AI-powered IAM goes further, using ML to enforce adaptive access controls: requiring additional authentication when behavior deviates from baselines, flagging unusual privilege requests, and identifying access patterns associated with credential theft or insider threat activity.

 

Network detection and response with AI

AI-powered NDR analyzes network traffic to identify lateral movement, command-and-control communication, data exfiltration, and unusual protocol usage. ML models establish baselines of normal traffic patterns and flag deviations, which is particularly useful for detecting attacker activity that occurs over legitimate protocols or uses encrypted traffic to obscure malicious communication.

 

MDR services with AI throughout

MDR services represent the broadest application of AI security capabilities. AI is integrated throughout the detection, investigation, and response lifecycle rather than applied in a single tool category. MDR providers use AI to process incoming telemetry from multiple tool categories, triage and prioritize alerts, enrich findings with contextual intelligence, and automate routine investigation steps, all in support of human analysts who make final determinations and response decisions.

The AI advantage in MDR is compounded by cross-customer scale: ML models trained on threat data from many customer environments collectively recognize attack patterns that would be invisible from any single organization’s data.

For a full view of how AI is applied across security use cases, check out this page.

AI-powered security tools can be found throughout your entire secure tech stack.

Expel’s take

The security market is full of tools with “AI-powered” in the name. Some of that is genuine capability; a lot of it’s positioning. The useful question isn’t whether a tool uses AI—it’s what the AI actually does, how it’s validated, and what happens when it’s wrong.

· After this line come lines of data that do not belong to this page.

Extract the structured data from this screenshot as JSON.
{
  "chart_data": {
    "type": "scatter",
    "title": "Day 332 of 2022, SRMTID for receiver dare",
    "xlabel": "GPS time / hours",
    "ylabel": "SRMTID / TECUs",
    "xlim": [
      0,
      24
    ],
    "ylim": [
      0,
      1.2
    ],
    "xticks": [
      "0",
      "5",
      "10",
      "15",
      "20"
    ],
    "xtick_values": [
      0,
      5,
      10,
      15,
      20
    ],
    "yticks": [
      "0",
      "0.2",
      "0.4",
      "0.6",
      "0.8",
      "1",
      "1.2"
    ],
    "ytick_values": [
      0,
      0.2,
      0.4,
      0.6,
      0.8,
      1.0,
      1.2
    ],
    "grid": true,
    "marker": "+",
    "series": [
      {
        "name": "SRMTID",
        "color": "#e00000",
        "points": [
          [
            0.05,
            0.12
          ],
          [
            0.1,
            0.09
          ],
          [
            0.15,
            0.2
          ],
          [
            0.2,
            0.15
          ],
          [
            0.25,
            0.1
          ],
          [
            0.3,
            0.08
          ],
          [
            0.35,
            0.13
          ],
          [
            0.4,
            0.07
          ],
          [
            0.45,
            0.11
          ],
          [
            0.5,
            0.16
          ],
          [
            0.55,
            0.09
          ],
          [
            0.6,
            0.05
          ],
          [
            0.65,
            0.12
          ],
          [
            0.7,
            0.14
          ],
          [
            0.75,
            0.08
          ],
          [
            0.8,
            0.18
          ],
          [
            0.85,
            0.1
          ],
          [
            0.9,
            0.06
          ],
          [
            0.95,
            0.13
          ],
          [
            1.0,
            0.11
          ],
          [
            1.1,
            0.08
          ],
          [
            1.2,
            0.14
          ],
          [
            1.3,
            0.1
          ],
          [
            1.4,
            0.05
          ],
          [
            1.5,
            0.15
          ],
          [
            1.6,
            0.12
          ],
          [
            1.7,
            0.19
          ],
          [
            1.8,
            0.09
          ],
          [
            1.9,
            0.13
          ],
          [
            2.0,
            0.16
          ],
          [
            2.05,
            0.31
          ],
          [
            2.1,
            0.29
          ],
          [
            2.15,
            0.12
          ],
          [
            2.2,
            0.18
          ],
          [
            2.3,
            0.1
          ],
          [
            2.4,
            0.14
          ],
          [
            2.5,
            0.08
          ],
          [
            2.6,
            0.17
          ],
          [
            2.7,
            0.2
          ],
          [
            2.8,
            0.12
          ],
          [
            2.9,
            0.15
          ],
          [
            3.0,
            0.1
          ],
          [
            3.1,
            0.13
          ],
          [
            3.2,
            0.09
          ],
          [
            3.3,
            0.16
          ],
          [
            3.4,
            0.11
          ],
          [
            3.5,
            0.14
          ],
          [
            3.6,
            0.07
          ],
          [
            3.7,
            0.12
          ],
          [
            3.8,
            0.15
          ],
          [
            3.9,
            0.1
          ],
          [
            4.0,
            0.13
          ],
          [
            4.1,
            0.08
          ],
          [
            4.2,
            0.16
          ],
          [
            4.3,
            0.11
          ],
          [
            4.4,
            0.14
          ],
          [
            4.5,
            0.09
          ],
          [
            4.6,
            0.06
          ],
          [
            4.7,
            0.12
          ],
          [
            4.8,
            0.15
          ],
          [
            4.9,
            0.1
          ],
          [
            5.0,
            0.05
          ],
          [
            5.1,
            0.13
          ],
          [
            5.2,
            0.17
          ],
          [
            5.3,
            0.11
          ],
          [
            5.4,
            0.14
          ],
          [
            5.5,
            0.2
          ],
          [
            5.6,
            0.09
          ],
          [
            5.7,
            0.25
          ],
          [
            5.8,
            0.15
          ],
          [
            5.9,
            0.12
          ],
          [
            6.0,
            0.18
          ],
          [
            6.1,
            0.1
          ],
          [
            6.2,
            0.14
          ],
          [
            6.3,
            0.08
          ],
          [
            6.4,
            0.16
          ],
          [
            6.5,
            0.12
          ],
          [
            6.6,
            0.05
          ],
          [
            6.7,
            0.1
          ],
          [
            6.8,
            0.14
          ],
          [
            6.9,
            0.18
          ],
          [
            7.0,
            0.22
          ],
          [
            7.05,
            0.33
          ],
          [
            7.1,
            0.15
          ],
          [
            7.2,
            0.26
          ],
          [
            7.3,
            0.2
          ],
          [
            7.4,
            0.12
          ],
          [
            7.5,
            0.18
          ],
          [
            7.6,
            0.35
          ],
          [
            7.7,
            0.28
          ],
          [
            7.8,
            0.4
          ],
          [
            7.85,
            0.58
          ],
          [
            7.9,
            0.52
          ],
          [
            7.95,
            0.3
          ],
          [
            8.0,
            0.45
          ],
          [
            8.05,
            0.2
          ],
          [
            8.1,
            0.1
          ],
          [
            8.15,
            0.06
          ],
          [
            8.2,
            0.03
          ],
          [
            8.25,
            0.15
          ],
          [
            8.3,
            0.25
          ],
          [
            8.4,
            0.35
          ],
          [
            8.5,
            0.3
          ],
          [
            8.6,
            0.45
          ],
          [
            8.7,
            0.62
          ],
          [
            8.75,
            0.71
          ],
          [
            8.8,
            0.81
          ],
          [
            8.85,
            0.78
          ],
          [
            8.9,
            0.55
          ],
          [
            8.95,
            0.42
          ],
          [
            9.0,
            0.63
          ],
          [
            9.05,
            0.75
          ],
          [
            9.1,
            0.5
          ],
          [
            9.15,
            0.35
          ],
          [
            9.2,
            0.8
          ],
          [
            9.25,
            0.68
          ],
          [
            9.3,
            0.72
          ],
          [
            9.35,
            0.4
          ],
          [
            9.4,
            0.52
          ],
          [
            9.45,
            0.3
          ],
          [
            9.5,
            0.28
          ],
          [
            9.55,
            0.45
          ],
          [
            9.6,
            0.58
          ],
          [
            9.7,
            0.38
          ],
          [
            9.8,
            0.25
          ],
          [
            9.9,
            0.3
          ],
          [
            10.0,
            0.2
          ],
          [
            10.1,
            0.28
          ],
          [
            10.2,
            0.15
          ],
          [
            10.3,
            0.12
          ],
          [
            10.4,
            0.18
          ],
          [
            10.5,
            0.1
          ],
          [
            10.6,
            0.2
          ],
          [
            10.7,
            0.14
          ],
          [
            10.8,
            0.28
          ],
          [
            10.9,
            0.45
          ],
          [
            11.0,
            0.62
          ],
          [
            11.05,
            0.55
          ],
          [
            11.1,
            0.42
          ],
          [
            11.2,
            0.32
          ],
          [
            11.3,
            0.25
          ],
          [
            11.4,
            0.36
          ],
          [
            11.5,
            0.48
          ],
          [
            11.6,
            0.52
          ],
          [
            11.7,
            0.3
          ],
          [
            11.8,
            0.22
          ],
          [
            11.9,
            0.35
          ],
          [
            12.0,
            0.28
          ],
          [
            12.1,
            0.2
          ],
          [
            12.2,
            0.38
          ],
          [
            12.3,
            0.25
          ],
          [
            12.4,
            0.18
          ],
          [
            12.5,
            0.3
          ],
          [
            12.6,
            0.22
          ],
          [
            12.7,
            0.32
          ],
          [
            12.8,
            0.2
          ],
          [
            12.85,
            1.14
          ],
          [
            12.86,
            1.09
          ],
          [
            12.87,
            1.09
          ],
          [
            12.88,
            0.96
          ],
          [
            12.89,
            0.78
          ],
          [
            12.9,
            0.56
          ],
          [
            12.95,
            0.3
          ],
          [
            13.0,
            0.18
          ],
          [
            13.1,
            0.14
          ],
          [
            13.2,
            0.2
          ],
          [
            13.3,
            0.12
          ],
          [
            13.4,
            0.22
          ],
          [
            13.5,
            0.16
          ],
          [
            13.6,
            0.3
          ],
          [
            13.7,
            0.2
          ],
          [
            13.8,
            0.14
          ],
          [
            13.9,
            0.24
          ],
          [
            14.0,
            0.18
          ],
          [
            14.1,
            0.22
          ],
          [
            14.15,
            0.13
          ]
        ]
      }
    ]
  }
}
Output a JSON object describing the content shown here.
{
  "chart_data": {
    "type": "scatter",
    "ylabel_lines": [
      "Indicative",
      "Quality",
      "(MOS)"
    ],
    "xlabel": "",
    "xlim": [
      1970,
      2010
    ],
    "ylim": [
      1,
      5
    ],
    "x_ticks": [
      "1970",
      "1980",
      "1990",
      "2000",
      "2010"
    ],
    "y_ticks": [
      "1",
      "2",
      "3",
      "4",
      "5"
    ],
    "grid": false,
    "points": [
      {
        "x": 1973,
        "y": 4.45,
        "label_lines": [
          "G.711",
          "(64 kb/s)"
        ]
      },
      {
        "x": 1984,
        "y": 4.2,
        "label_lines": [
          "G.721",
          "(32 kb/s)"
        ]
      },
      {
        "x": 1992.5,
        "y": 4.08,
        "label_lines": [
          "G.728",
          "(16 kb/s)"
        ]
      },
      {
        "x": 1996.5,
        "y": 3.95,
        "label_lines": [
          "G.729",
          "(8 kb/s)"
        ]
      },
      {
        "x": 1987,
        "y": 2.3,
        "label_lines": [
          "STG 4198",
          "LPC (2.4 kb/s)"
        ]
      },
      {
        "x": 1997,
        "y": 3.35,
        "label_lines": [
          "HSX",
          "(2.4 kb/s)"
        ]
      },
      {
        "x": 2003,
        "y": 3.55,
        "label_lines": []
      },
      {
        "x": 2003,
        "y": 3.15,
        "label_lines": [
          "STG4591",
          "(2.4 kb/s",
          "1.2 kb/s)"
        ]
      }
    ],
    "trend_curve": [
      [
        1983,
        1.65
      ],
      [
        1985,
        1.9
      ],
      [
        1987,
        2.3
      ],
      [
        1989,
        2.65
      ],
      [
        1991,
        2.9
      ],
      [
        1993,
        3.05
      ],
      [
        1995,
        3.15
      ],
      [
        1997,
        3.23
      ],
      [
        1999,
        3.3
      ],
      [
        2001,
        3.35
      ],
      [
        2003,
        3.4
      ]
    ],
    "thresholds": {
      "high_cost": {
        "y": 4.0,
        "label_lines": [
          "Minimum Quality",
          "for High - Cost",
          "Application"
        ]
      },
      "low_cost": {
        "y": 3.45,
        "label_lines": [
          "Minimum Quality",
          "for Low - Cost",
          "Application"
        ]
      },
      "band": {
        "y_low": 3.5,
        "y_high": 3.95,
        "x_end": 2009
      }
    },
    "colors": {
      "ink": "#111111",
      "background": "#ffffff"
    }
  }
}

At Expel, we work across 160+ coverage areas, which means we see how AI performs across a wide range of tools and environments. The pattern we see consistently: AI-powered tools that work well in isolation often create more noise when integrated together, because each tool optimizes for its own detection logic without cross-source correlation. That’s the gap MDR fills—not just running AI tools, but connecting signal across them so findings mean something by the time an analyst sees them.

The other thing worth saying: no AI-powered tool replaces the need for someone who understands what the output means. Tools surface findings; humans decide what to do about them. That division of labor isn’t a limitation of current AI—it’s the right design.

 

Frequently asked questions

What are the main categories of AI security tools?

AI security tools fall into five main categories: AI-enhanced SIEM (log correlation and detection), EDR/XDR with behavioral analysis, NDR with anomaly detection, SOAR with ML-driven automation, and MDR services that layer AI across all categories.

How do I evaluate AI claims in security tools? 

Evaluate AI security tools by asking for specific model performance metrics, training data documentation, false positive rates, explainability of AI decisions, adversarial ML resistance, and evidence of continuous model improvement.

What is AI washing in cybersecurity? 

AI washing is when vendors overstate AI capabilities in their security products, claiming ‘AI-powered’ features that rely on simple rule-based logic or basic statistics. Asking specific technical questions about model architecture and training data helps identify genuine AI implementation.

How do AI security tools reduce alert fatigue? 

AI security tools reduce alert fatigue by correlating events across data sources, suppressing known-benign alerts, prioritizing high-confidence threats, and routing alerts to appropriate analysts—reducing the volume analysts must manually review.

What is the difference between AI-powered EDR and traditional endpoint security? 

AI-powered EDR establishes behavioral baselines for each endpoint and detects deviations, while traditional endpoint security relies on signature databases of known threats. AI-powered EDR better detects novel and fileless attacks.